On September 21, the Biosciences Area held a welcome event to acknowledge the coming together of many new and existing research groups at the Aquatic Park facility in West Berkeley. Laboratory Director Mike Witherell and Deputy Director Horst Simon attended and shared their support. The informal program consisted of brief comments by Helen Cademartori, Biosciences Area Deputy for Operations; Louise Glass, Environmental Genomics & Systems Biology (EGSB) Division Director, who provided her perspective via videoconference; Mary Maxon, Associate Laboratory Director for Biosciences; and Mike Witherell. Witherell acknowledged the group for their shared vision for Aquatic Park and the many inter- and cross-Area collaborations that will be fostered through the colocation of these researchers.
JGI Maps Bacterial Genes That Regulate Microbe-Plant Root Interactions
A plant’s health and development is influenced by the complex community of microbes that surrounds it. Researchers at the Joint Genome Institute (JGI) and their collaborators at the Howard Hughes Medical Institute at the University of North Carolina have identified some 350 genes of the bacterium Pseudomonas simiae that positively or negatively impact how effectively this beneficial microbe colonizes plant roots. Cataloging these genes—and understanding the cellular functions that they’re involved in—is the first step toward developing targeted approaches to improving plant health and growth for a number of applications. The results of the study were published in PLOS Biology. Read more on the JGI website..
JGI Announces 2018 Community Science Program Portfolio
Among the 30 proposals selected for the 2018 Community Science Program (CSP) of the U.S. Department of Energy Joint Genome Institute (DOE JGI) is one by Jillian Banfield, a UC Berkeley professor and Berkeley Lab faculty scientist affiliated with the Environmental Genomics & System Biology (EGSB) Division. Banfield will study the impact of soil microbial communities along the East River in Colorado on the quality of water leaving the watershed.
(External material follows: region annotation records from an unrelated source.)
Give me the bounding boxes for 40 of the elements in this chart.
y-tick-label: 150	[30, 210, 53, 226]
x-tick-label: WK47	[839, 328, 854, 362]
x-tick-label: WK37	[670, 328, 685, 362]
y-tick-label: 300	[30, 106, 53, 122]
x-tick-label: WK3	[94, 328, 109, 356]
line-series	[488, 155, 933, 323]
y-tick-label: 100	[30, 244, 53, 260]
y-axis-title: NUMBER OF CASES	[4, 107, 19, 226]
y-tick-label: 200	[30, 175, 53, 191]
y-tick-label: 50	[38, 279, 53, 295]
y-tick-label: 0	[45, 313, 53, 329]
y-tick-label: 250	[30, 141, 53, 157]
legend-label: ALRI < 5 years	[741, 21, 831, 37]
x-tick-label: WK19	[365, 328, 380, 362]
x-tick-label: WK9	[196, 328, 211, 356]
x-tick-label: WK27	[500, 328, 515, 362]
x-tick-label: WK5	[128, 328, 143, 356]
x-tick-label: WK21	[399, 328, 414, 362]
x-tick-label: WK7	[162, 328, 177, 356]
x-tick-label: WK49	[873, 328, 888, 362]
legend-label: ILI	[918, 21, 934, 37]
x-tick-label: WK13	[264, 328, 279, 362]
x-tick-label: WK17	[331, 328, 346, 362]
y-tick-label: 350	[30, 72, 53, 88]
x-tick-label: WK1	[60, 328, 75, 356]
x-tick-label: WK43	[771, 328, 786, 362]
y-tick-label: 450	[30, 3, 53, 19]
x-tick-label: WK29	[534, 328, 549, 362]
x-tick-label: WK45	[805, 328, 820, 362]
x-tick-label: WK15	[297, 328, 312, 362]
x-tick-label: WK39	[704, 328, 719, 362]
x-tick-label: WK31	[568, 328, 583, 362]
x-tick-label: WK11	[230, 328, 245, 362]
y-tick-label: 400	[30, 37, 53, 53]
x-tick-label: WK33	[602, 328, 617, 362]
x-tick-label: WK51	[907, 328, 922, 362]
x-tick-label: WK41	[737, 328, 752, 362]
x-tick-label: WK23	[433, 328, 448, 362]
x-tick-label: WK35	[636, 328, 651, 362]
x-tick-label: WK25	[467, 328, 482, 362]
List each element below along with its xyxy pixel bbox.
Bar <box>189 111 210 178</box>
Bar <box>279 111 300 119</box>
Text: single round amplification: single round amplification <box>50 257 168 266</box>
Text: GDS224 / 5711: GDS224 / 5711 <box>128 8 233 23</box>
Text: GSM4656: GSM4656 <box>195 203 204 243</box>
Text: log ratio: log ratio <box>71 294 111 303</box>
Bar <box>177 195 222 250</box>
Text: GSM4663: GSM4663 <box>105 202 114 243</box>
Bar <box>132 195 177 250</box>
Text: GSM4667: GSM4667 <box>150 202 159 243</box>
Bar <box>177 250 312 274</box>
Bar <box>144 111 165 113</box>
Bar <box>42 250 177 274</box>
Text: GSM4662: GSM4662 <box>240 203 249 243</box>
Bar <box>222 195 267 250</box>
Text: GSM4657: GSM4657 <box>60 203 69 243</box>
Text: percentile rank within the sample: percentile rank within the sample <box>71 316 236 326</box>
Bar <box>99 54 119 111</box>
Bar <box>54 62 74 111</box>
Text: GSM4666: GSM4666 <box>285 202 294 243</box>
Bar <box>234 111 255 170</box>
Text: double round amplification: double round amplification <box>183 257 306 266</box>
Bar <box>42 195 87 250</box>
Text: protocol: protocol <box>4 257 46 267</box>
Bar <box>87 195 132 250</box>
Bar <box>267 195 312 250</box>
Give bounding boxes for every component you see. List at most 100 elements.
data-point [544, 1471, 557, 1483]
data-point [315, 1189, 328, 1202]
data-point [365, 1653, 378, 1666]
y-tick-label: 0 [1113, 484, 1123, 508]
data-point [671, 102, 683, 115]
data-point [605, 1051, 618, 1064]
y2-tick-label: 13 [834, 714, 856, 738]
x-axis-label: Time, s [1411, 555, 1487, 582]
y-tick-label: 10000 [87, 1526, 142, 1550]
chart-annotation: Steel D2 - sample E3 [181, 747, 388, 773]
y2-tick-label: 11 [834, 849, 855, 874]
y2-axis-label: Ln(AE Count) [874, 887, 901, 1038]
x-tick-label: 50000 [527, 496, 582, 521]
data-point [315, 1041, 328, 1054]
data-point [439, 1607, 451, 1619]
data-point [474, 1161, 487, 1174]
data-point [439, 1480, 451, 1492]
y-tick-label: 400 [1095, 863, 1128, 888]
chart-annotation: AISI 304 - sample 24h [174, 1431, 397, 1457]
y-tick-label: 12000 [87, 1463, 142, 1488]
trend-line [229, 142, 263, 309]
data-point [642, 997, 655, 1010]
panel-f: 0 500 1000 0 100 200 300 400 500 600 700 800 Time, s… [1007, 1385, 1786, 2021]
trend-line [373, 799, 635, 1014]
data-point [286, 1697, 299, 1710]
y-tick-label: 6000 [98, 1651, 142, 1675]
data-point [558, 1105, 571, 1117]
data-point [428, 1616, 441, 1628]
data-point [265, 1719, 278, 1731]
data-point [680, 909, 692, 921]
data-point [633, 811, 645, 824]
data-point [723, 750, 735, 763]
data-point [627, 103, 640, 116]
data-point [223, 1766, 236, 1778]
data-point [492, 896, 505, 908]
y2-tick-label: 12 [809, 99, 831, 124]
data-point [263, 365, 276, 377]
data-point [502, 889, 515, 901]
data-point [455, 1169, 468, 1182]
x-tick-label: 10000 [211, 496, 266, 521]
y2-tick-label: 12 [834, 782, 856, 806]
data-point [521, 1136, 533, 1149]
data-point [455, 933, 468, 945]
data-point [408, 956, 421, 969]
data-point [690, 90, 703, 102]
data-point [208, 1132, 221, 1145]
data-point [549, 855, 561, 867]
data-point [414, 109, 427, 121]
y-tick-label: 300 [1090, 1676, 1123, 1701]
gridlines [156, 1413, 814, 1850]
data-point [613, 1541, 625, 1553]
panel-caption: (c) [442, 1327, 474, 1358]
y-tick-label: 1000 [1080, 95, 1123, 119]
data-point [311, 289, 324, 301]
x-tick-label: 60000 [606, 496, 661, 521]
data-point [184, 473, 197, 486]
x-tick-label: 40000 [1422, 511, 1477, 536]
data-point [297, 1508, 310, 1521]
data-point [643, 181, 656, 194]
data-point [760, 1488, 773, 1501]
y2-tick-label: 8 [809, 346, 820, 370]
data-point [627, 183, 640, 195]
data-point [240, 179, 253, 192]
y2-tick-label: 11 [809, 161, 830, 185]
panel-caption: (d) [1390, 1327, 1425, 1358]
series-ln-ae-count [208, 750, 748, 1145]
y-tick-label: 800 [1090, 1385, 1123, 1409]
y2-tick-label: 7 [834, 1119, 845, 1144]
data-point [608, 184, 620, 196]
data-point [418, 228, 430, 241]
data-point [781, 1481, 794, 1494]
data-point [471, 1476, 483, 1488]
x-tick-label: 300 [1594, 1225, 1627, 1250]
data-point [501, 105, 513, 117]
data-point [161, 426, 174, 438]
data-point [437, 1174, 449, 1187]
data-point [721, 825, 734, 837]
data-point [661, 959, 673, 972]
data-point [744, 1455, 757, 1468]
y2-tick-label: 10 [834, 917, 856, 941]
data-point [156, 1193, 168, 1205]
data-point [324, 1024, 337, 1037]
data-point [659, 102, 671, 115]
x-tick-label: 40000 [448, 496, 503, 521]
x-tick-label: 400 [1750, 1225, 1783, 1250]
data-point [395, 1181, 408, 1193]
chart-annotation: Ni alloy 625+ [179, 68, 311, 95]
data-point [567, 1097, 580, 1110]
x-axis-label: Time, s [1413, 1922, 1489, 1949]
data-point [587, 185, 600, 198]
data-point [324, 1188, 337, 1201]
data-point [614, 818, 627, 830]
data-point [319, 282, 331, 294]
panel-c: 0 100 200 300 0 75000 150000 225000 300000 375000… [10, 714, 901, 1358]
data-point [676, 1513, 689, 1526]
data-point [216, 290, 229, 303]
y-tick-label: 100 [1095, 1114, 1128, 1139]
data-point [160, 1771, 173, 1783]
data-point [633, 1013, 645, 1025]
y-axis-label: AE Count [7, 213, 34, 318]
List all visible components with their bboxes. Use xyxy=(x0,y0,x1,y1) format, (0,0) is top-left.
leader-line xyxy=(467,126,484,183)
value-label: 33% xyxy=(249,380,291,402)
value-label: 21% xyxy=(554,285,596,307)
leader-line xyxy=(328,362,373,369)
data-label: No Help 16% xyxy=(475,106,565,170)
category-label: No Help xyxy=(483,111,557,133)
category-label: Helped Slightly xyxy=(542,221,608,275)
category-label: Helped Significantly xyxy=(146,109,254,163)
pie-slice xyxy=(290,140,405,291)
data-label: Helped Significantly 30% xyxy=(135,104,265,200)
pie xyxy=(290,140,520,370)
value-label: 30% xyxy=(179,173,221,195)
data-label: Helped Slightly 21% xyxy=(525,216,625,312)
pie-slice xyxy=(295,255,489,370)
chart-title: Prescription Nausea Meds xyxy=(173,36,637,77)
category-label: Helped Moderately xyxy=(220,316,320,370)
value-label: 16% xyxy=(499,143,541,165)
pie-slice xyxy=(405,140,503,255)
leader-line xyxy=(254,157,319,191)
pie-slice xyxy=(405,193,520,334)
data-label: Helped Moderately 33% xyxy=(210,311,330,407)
The research is part of a major DOE project to investigate how terrestrial systems respond to perturbations such as droughts, floods, and early snowmelt. The full list of accepted proposals can be viewed here.
American Society for Microbiology Honors Nikos Kyrpides
Nikos Kyrpides, head of the Prokaryote Super Program at the Department of Energy Joint Genome Institute (DOE JGI) and a senior scientist in the Biosciences Environmental Genomics and Systems Biology (EGSB) division, was selected as the 2018 USFCC/J. Roger Porter Award recipient by the American Society for Microbiology (ASM). He will be honored at the 2018 ASM Microbe Meeting in Atlanta, Ga. The award recognizes outstanding effort by a scientist in demonstrating the importance of microbial biodiversity through sustained curation or stewardship of a major resource used by the scientific community. For more than a decade, Kyrpides and his colleagues have been working toward the goal of developing a comprehensive catalog of reference genomes for every bacterial and archaeal species. Read more from JGI.
Modular Ensembles of Enhancers Regulate Ihh, Developmental Gene Expression in Mice
Biosciences researchers Axel Visel (JGI/EGSB) and Marco Osterwalder (EGSB) contributed to a study, led by researchers at the Max Planck Institute for Molecular Genetics, in which targeted genome editing and a transgenic reporter assay were used to characterize elements regulating Ihh (encoding Indian hedgehog) in mice. Indian hedgehog is a mammalian signaling protein involved with the development and proliferation of cells in cartilage. In humans, copy number variants (CNVs) upstream of Ihh cause localized phenotypes including premature fusion of the sutures of the skull and malformation of the phalanges. The study, published in Nature Genetics, showed that in mice Ihh is regulated by modular ensembles of enhancers (with individual tissue specificities) that appear to act in an additive manner. Despite apparent redundancy and overlapping function of enhancers, these ensembles—in which the correct number of each enhancer is present—are necessary for precise spatiotemporal control of developmental gene expression.